The certificate in Spanish for the health professions program at the Rutgers–Camden nursing school, which seeks to promote health equity for underserved Latino and immigrant populations by strengthening Spanish language skills among future health care professionals, earned the award, which recognizes the outstanding work of AACN member schools to re-envision traditional models for nursing education and lead programmatic change.
“Health professionals must be able to serve diverse communities, which is why Rutgers–Camden created this innovative program,” says Donna Nickitas, dean of the Rutgers School of Nursing–Camden. “We are gratified that the AACN has recognized this exemplary program and its potential to elevate the health of all of our communities.”
The program was developed with the support of a $600,000 grant from the U.S. Department of Education’s International and Foreign Language Education office to Rutgers University–Camden. The grant unites a diverse array of Rutgers–Camden campus programs, including the School of Nursing, the Department of World Languages and Cultures’ Spanish program, the Community Leadership Center, and the Learning Abroad program. Atlantic Cape Community College is part of this interdisciplinary coalition, which launched in 2016 and incorporates Learning Abroad programs in such nations as Bolivia, Cuba, and Guatemala.

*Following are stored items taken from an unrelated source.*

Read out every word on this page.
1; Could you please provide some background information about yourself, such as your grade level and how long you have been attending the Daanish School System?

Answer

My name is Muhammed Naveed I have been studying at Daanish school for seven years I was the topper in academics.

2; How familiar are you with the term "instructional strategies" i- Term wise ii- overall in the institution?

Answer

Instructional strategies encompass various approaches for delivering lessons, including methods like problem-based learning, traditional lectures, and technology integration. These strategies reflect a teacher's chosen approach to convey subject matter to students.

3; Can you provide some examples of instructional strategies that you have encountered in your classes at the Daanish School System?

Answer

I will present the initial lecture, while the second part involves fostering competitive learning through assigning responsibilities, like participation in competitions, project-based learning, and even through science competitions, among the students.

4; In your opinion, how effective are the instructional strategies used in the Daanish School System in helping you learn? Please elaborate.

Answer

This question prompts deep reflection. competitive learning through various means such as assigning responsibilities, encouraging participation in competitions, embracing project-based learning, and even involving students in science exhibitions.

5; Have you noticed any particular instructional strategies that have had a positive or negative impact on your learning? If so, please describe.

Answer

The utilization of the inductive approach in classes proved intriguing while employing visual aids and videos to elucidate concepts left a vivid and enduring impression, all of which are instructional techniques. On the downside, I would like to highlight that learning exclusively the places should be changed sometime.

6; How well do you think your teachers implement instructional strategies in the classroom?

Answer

Dana Pilla, assistant teaching professor, and Ana Laguna, associate professor, both faculty members in the Department of World Languages and Cultures, serve as co-directors of the Spanish for the Health Professions Internal Certificate Program.
Projects nominated for the AACN innovation award must be sustainable for at least one year after execution, serve as a catalyst for change within the curriculum and/or educational mission of the institution, have the potential for replication and dissemination, involve cross-disciplinary teams, and demonstrate advancement of professional nursing education.

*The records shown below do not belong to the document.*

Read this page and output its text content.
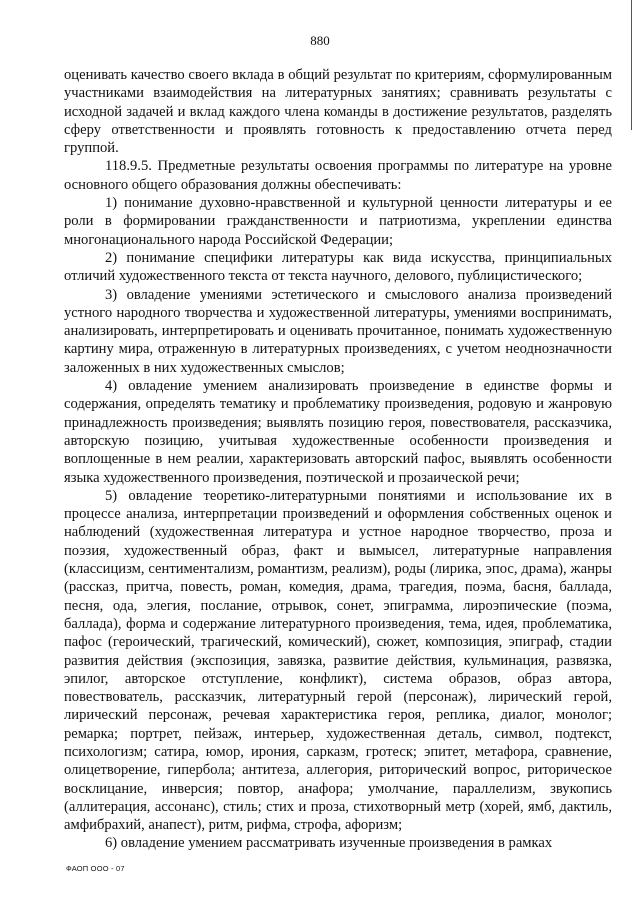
880

оценивать качество своего вклада в общий результат по критериям, сформулированным участниками взаимодействия на литературных занятиях; сравнивать результаты с исходной задачей и вклад каждого члена команды в достижение результатов, разделять сферу ответственности и проявлять готовность к предоставлению отчета перед группой.

118.9.5. Предметные результаты освоения программы по литературе на уровне основного общего образования должны обеспечивать:

1) понимание духовно-нравственной и культурной ценности литературы и ее роли в формировании гражданственности и патриотизма, укреплении единства многонационального народа Российской Федерации;

2) понимание специфики литературы как вида искусства, принципиальных отличий художественного текста от текста научного, делового, публицистического;

3) овладение умениями эстетического и смыслового анализа произведений устного народного творчества и художественной литературы, умениями воспринимать, анализировать, интерпретировать и оценивать прочитанное, понимать художественную картину мира, отраженную в литературных произведениях, с учетом неоднозначности заложенных в них художественных смыслов;

4) овладение умением анализировать произведение в единстве формы и содержания, определять тематику и проблематику произведения, родовую и жанровую принадлежность произведения; выявлять позицию героя, повествователя, рассказчика, авторскую позицию, учитывая художественные особенности произведения и воплощенные в нем реалии, характеризовать авторский пафос, выявлять особенности языка художественного произведения, поэтической и прозаической речи;

5) овладение теоретико-литературными понятиями и использование их в процессе анализа, интерпретации произведений и оформления собственных оценок и наблюдений (художественная литература и устное народное творчество, проза и поэзия, художественный образ, факт и вымысел, литературные направления (классицизм, сентиментализм, романтизм, реализм), роды (лирика, эпос, драма), жанры (рассказ, притча, повесть, роман, комедия, драма, трагедия, поэма, басня, баллада, песня, ода, элегия, послание, отрывок, сонет, эпиграмма, лироэпические (поэма, баллада), форма и содержание литературного произведения, тема, идея, проблематика, пафос (героический, трагический, комический), сюжет, композиция, эпиграф, стадии развития действия (экспозиция, завязка, развитие действия, кульминация, развязка, эпилог, авторское отступление, конфликт), система образов, образ автора, повествователь, рассказчик, литературный герой (персонаж), лирический герой, лирический персонаж, речевая характеристика героя, реплика, диалог, монолог; ремарка; портрет, пейзаж, интерьер, художественная деталь, символ, подтекст, психологизм; сатира, юмор, ирония, сарказм, гротеск; эпитет, метафора, сравнение, олицетворение, гипербола; антитеза, аллегория, риторический вопрос, риторическое восклицание, инверсия; повтор, анафора; умолчание, параллелизм, звукопись (аллитерация, ассонанс), стиль; стих и проза, стихотворный метр (хорей, ямб, дактиль, амфибрахий, анапест), ритм, рифма, строфа, афоризм;

6) овладение умением рассматривать изученные произведения в рамках

ФАОП ООО - 07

“We need to educate nurses and other health providers across sectors to better communicate in the languages of those we serve. This needs to be broadened and become a standard of practice,” says Nancy Pontes, an assistant professor of nursing who serves as a co-leader of the interdisciplinary program nominated for the award. Pontes notes that improving the Spanish language skills of students and future health care providers is “perfect for Camden,” where about 40 percent of the city’s residents speak Spanish, according to U.S. Census data.
The AACN grants innovation awards annually in four institutional categories: Small Schools; Academic Health Center (AHC); Private Schools without an AHC; and Public Schools without an AHC. The Rutgers School of Nursing–Camden will receive the 2018 award in the Public Schools without an Academic Health Centers category at the AACN Academic Nursing Leadership Conference in Washington, D.C., during Oct. 27 to 30.